The output should be similar to:

Original data:

Product: Laptop X200, Price: $899.99, SKU: LP-X200-2023
Product: Smartphone S10+, Price: $699.50, SKU: SP-S10P-2023
Product: Tablet T7, Price: $299.99, SKU: TB-T7-2023
Product: Wireless Earbuds, Price: $129.95, SKU: WE-PRO-2023


Extracted and structured product information:
Name		Price		SKU
--------------------------------------------------
Laptop X200	$899.99	LP-X200-2023
Smartphone S10+	$699.50	SP-S10P-2023
Tablet T7	$299.99	TB-T7-2023
Wireless Earbuds	$129.95	WE-PRO-2023

Total price of all products: $2029.43

Expensive products (>$500): ['Laptop X200', 'Smartphone S10+']

Combining re.findall() with Other String Functions

Finally, let's see how we can combine re.findall() with other string functions for advanced text processing. Create a file named combined_processing.py:

import re

## Sample text with mixed content
text = """
Temperature readings:
- New York: 72°F (22.2°C)
- London: 59°F (15.0°C)
- Tokyo: 80°F (26.7°C)
- Sydney: 68°F (20.0°C)
"""

## Extract all temperature readings in Fahrenheit
fahrenheit_pattern = r'(\d+)°F'
fahrenheit_temps = re.findall(fahrenheit_pattern, text)

## Convert to integers
fahrenheit_temps = [int(temp) for temp in fahrenheit_temps]

print("Original text:")
print(text)
print("\nFahrenheit temperatures:", fahrenheit_temps)

## Calculate average temperature
avg_temp = sum(fahrenheit_temps) / len(fahrenheit_temps)
print(f"Average temperature: {avg_temp:.1f}°F")

## Extract city and temperature pairs
city_temp_pattern = r'- ([A-Za-z\s]+): (\d+)°F'
city_temps = re.findall(city_temp_pattern, text)

print("\nCity and temperature pairs:")
for city, temp in city_temps:
    print(f"{city}: {temp}°F")

## Find the hottest and coldest cities
hottest_city = max(city_temps, key=lambda x: int(x[1]))
coldest_city = min(city_temps, key=lambda x: int(x[1]))

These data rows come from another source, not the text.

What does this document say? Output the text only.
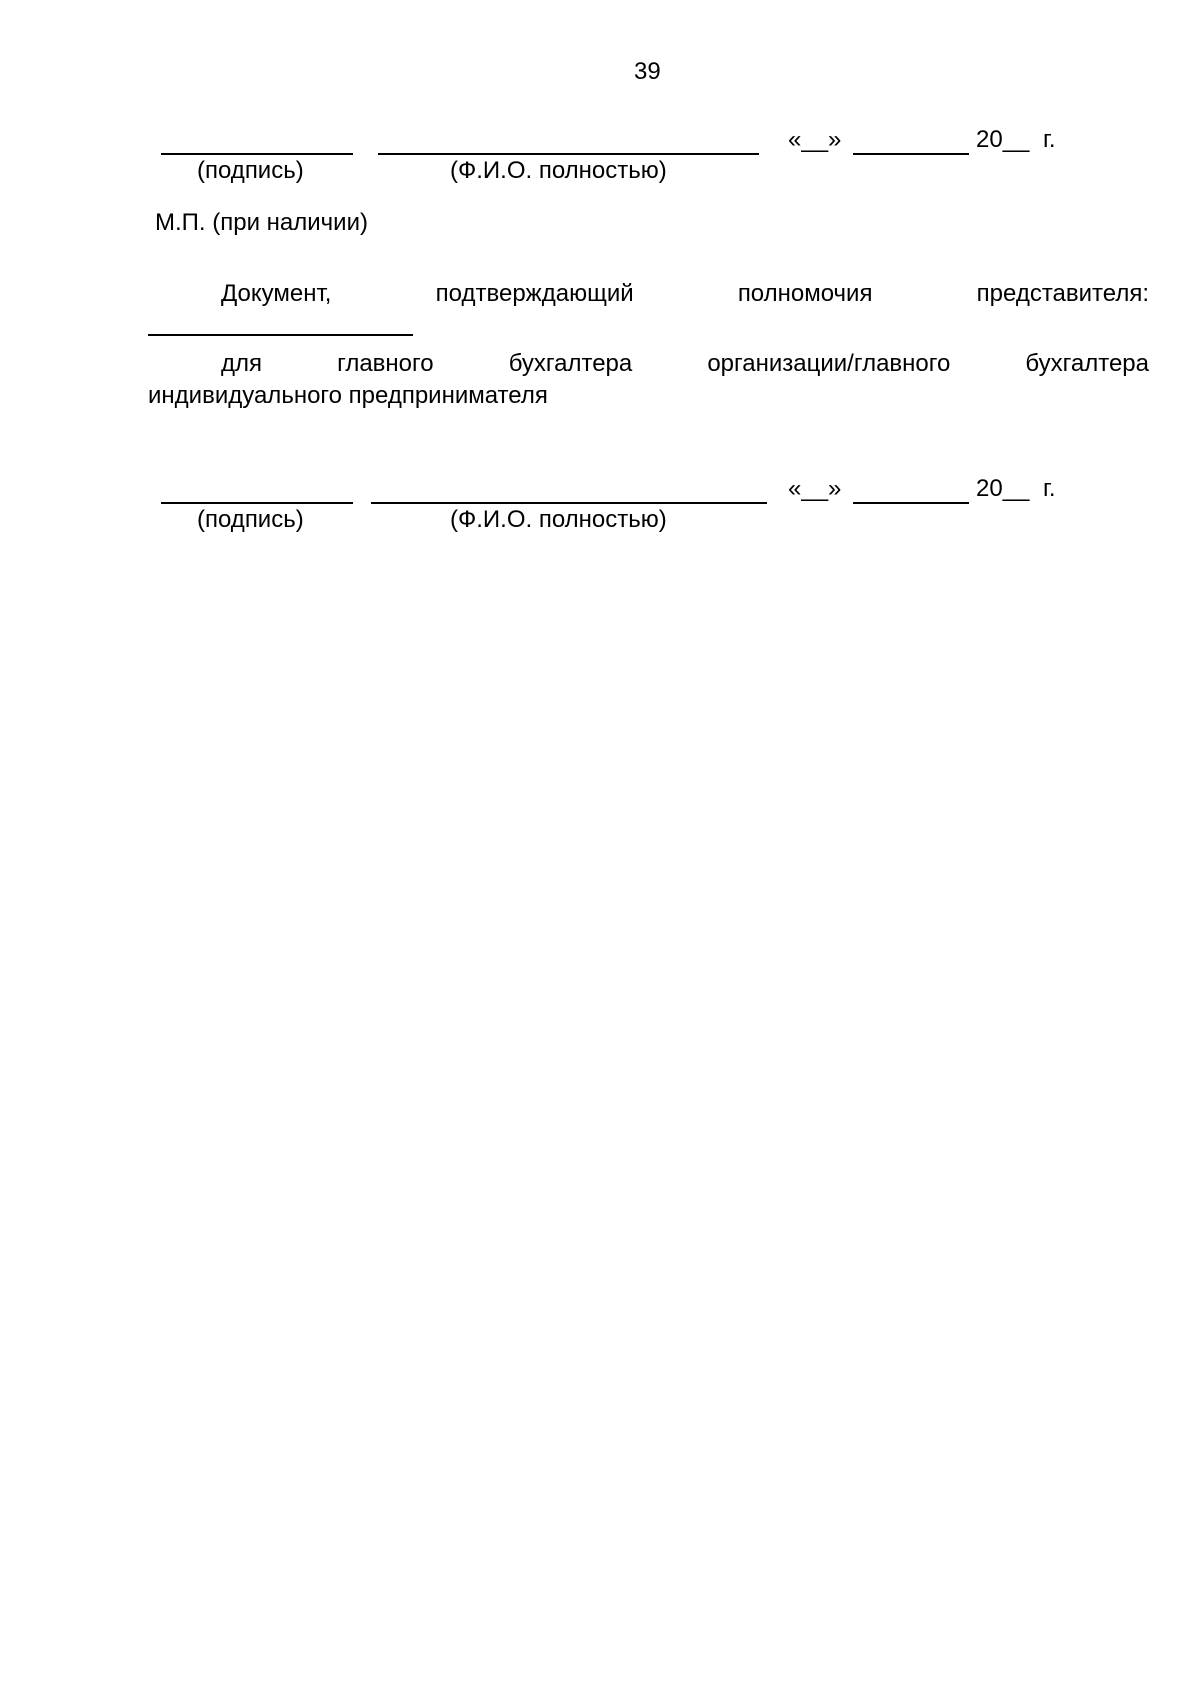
39
«__»	20__ г.
(подпись)	(Ф.И.О. полностью)
М.П. (при наличии)
Документ,	подтверждающий	полномочия	представителя:
для	главного	бухгалтера	организации/главного	бухгалтера
индивидуального предпринимателя
«__»	20__ г.
(подпись)	(Ф.И.О. полностью)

print(f"\nHottest city: {hottest_city[0]} ({hottest_city[1]}°F)")
print(f"Coldest city: {coldest_city[0]} ({coldest_city[1]}°F)")

Run the script:

python3 ~/project/combined_processing.py

The output should be similar to:

Original text:

Temperature readings:
- New York: 72°F (22.2°C)
- London: 59°F (15.0°C)
- Tokyo: 80°F (26.7°C)
- Sydney: 68°F (20.0°C)


Fahrenheit temperatures: [72, 59, 80, 68]
Average temperature: 69.8°F

City and temperature pairs:
New York: 72°F
London: 59°F
Tokyo: 80°F
Sydney: 68°F

Hottest city: Tokyo (80°F)
Coldest city: London (59°F)

These examples demonstrate how re.findall() can be combined with other Python functionality to solve real-world text processing problems. The ability to extract structured data from unstructured text is an essential skill for data analysis, web scraping, and many other programming tasks.

Summary

In this tutorial, you have learned how to use the powerful re.findall() function in Python for text pattern matching and extraction. You have gained practical knowledge in several key areas:

  1. Basic Pattern Matching - You learned how to find simple substrings and use basic regular expression patterns to match specific text patterns.

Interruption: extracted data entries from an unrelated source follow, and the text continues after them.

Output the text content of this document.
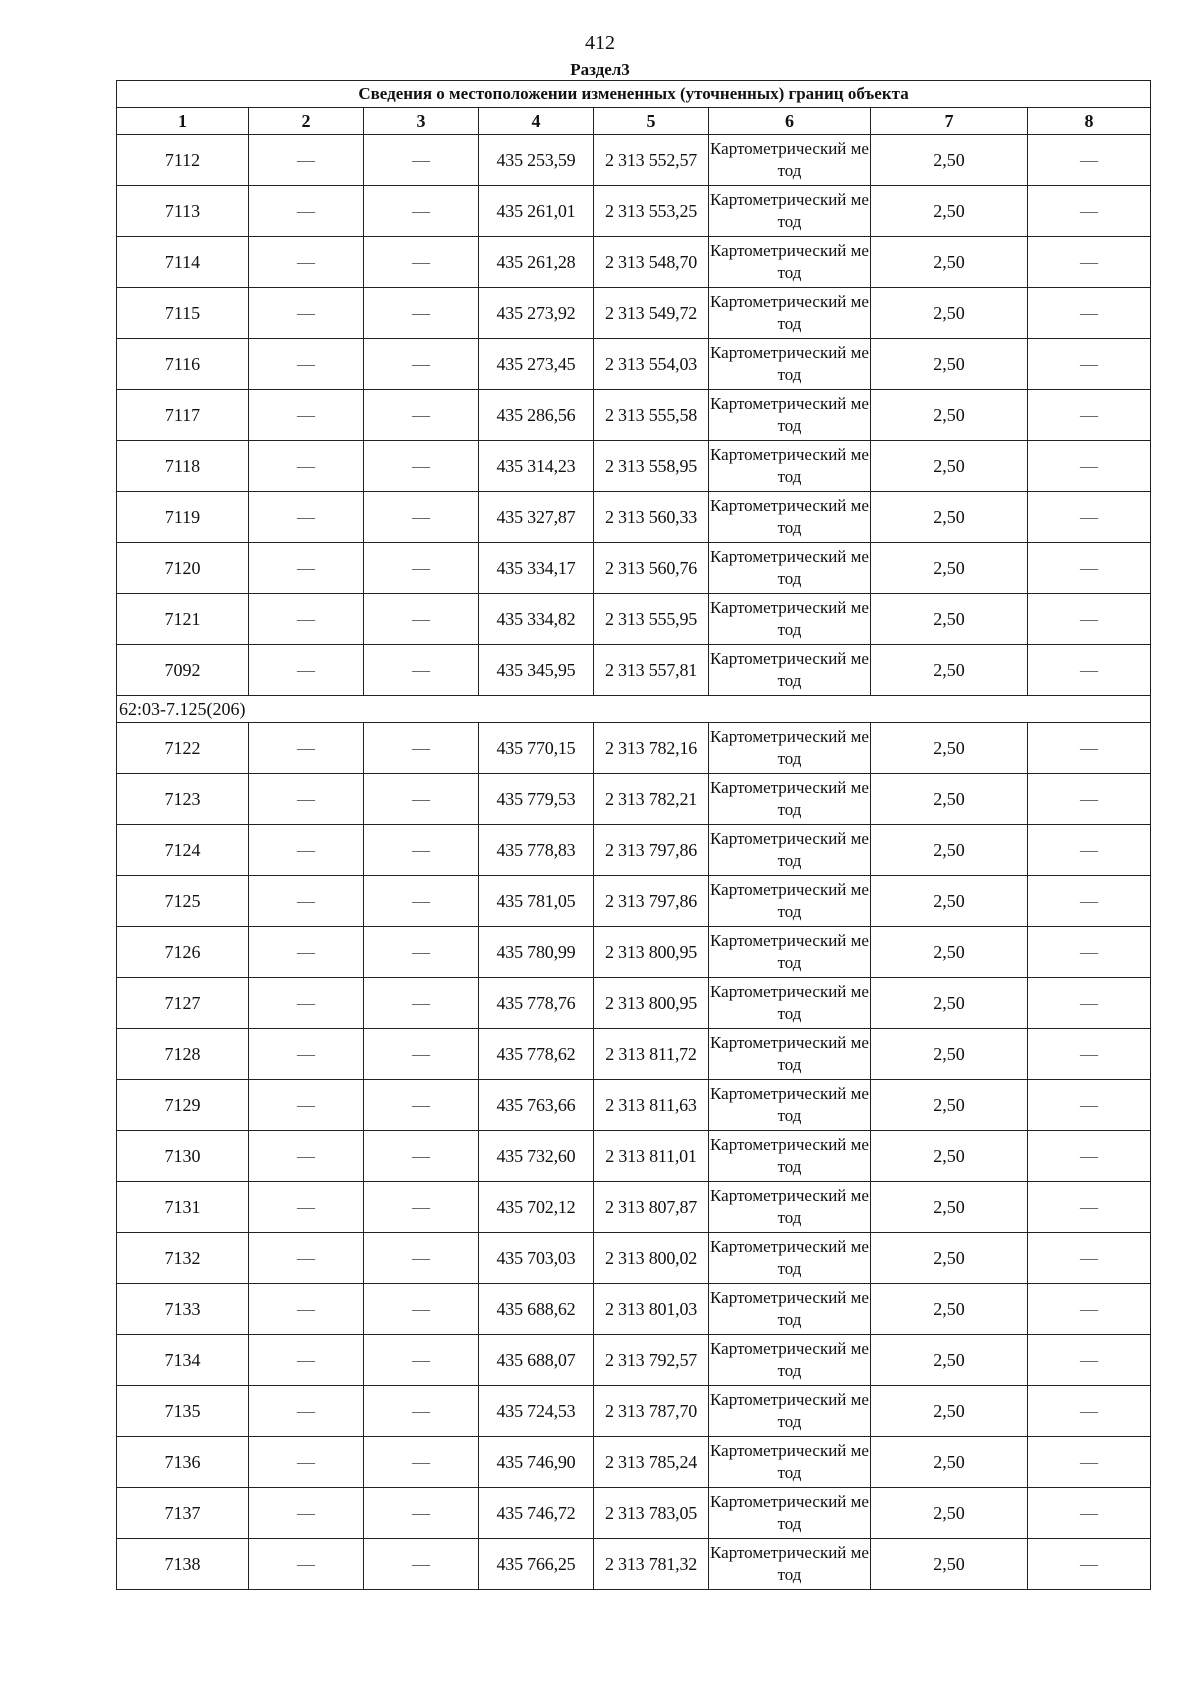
412
Раздел3
Сведения о местоположении измененных (уточненных) границ объекта							
1	2	3	4	5	6	7	8
7112	—	—	435 253,59	2 313 552,57	Картометрический метод	2,50	—
7113	—	—	435 261,01	2 313 553,25	Картометрический метод	2,50	—
7114	—	—	435 261,28	2 313 548,70	Картометрический метод	2,50	—
7115	—	—	435 273,92	2 313 549,72	Картометрический метод	2,50	—
7116	—	—	435 273,45	2 313 554,03	Картометрический метод	2,50	—
7117	—	—	435 286,56	2 313 555,58	Картометрический метод	2,50	—
7118	—	—	435 314,23	2 313 558,95	Картометрический метод	2,50	—
7119	—	—	435 327,87	2 313 560,33	Картометрический метод	2,50	—
7120	—	—	435 334,17	2 313 560,76	Картометрический метод	2,50	—
7121	—	—	435 334,82	2 313 555,95	Картометрический метод	2,50	—
7092	—	—	435 345,95	2 313 557,81	Картометрический метод	2,50	—
62:03-7.125(206)							
7122	—	—	435 770,15	2 313 782,16	Картометрический метод	2,50	—
7123	—	—	435 779,53	2 313 782,21	Картометрический метод	2,50	—
7124	—	—	435 778,83	2 313 797,86	Картометрический метод	2,50	—
7125	—	—	435 781,05	2 313 797,86	Картометрический метод	2,50	—
7126	—	—	435 780,99	2 313 800,95	Картометрический метод	2,50	—
7127	—	—	435 778,76	2 313 800,95	Картометрический метод	2,50	—
7128	—	—	435 778,62	2 313 811,72	Картометрический метод	2,50	—
7129	—	—	435 763,66	2 313 811,63	Картометрический метод	2,50	—
7130	—	—	435 732,60	2 313 811,01	Картометрический метод	2,50	—
7131	—	—	435 702,12	2 313 807,87	Картометрический метод	2,50	—
7132	—	—	435 703,03	2 313 800,02	Картометрический метод	2,50	—
7133	—	—	435 688,62	2 313 801,03	Картометрический метод	2,50	—
7134	—	—	435 688,07	2 313 792,57	Картометрический метод	2,50	—
7135	—	—	435 724,53	2 313 787,70	Картометрический метод	2,50	—
7136	—	—	435 746,90	2 313 785,24	Картометрический метод	2,50	—
7137	—	—	435 746,72	2 313 783,05	Картометрический метод	2,50	—
7138	—	—	435 766,25	2 313 781,32	Картометрический метод	2,50	—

  2. Complex Patterns - You explored more complex patterns including character classes, word boundaries, and quantifiers to create flexible search patterns.

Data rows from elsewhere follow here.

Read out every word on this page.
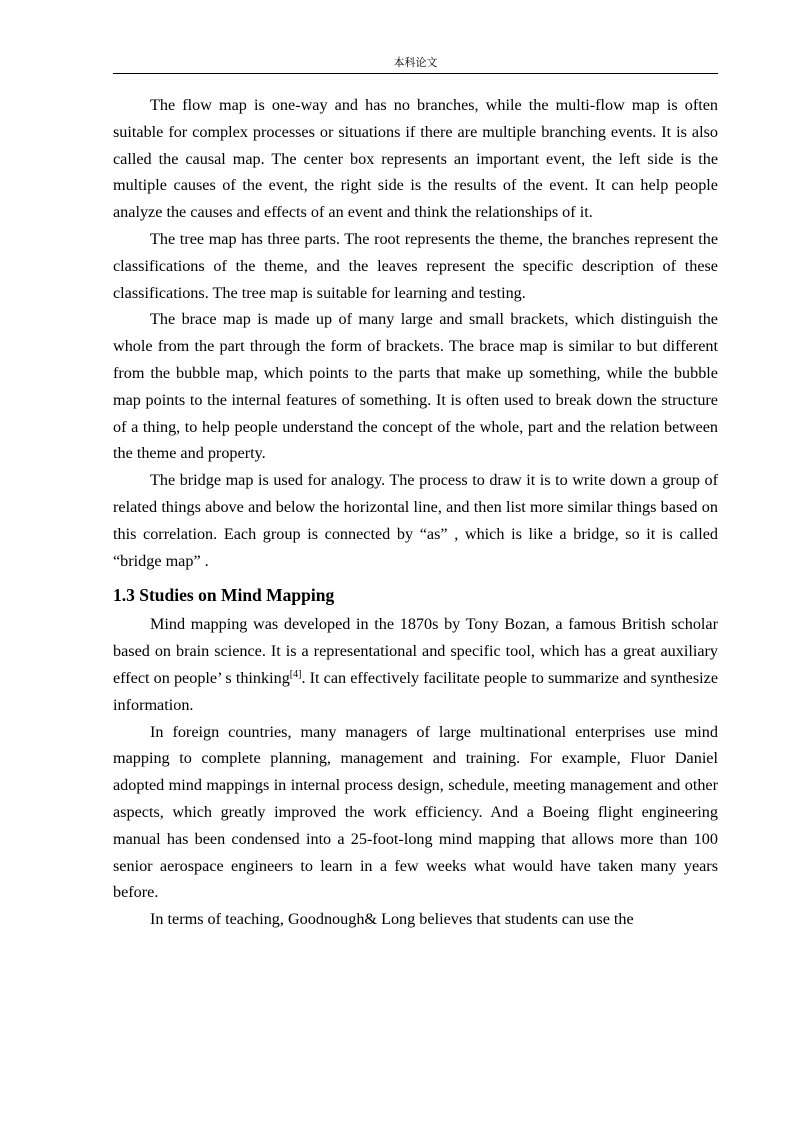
本科论文

The flow map is one-way and has no branches, while the multi-flow map is often suitable for complex processes or situations if there are multiple branching events. It is also called the causal map. The center box represents an important event, the left side is the multiple causes of the event, the right side is the results of the event. It can help people analyze the causes and effects of an event and think the relationships of it.

The tree map has three parts. The root represents the theme, the branches represent the classifications of the theme, and the leaves represent the specific description of these classifications. The tree map is suitable for learning and testing.

The brace map is made up of many large and small brackets, which distinguish the whole from the part through the form of brackets. The brace map is similar to but different from the bubble map, which points to the parts that make up something, while the bubble map points to the internal features of something. It is often used to break down the structure of a thing, to help people understand the concept of the whole, part and the relation between the theme and property.

The bridge map is used for analogy. The process to draw it is to write down a group of related things above and below the horizontal line, and then list more similar things based on this correlation. Each group is connected by “as” , which is like a bridge, so it is called “bridge map” .

1.3 Studies on Mind Mapping

Mind mapping was developed in the 1870s by Tony Bozan, a famous British scholar based on brain science. It is a representational and specific tool, which has a great auxiliary effect on people’ s thinking[4]. It can effectively facilitate people to summarize and synthesize information.

In foreign countries, many managers of large multinational enterprises use mind mapping to complete planning, management and training. For example, Fluor Daniel adopted mind mappings in internal process design, schedule, meeting management and other aspects, which greatly improved the work efficiency. And a Boeing flight engineering manual has been condensed into a 25-foot-long mind mapping that allows more than 100 senior aerospace engineers to learn in a few weeks what would have taken many years before.

In terms of teaching, Goodnough& Long believes that students can use the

  3. Flags and Capturing Groups - You discovered how to modify search behavior using flags like re.IGNORECASE and how to extract structured data using capturing groups.

  4. Real-world Applications - You applied your knowledge to practical scenarios such as extracting email addresses and URLs, parsing log files, and cleaning data.

The skills you've developed in this lab are valuable for a wide range of text processing tasks including:

  • Data extraction and cleaning
  • Content analysis
  • Web scraping
  • Log file parsing
  • Data validation

With regular expressions and the re.findall() function, you now have a powerful tool for handling text data in your Python projects. As you continue to practice and apply these techniques, you'll become more proficient at creating efficient patterns for your specific text processing needs.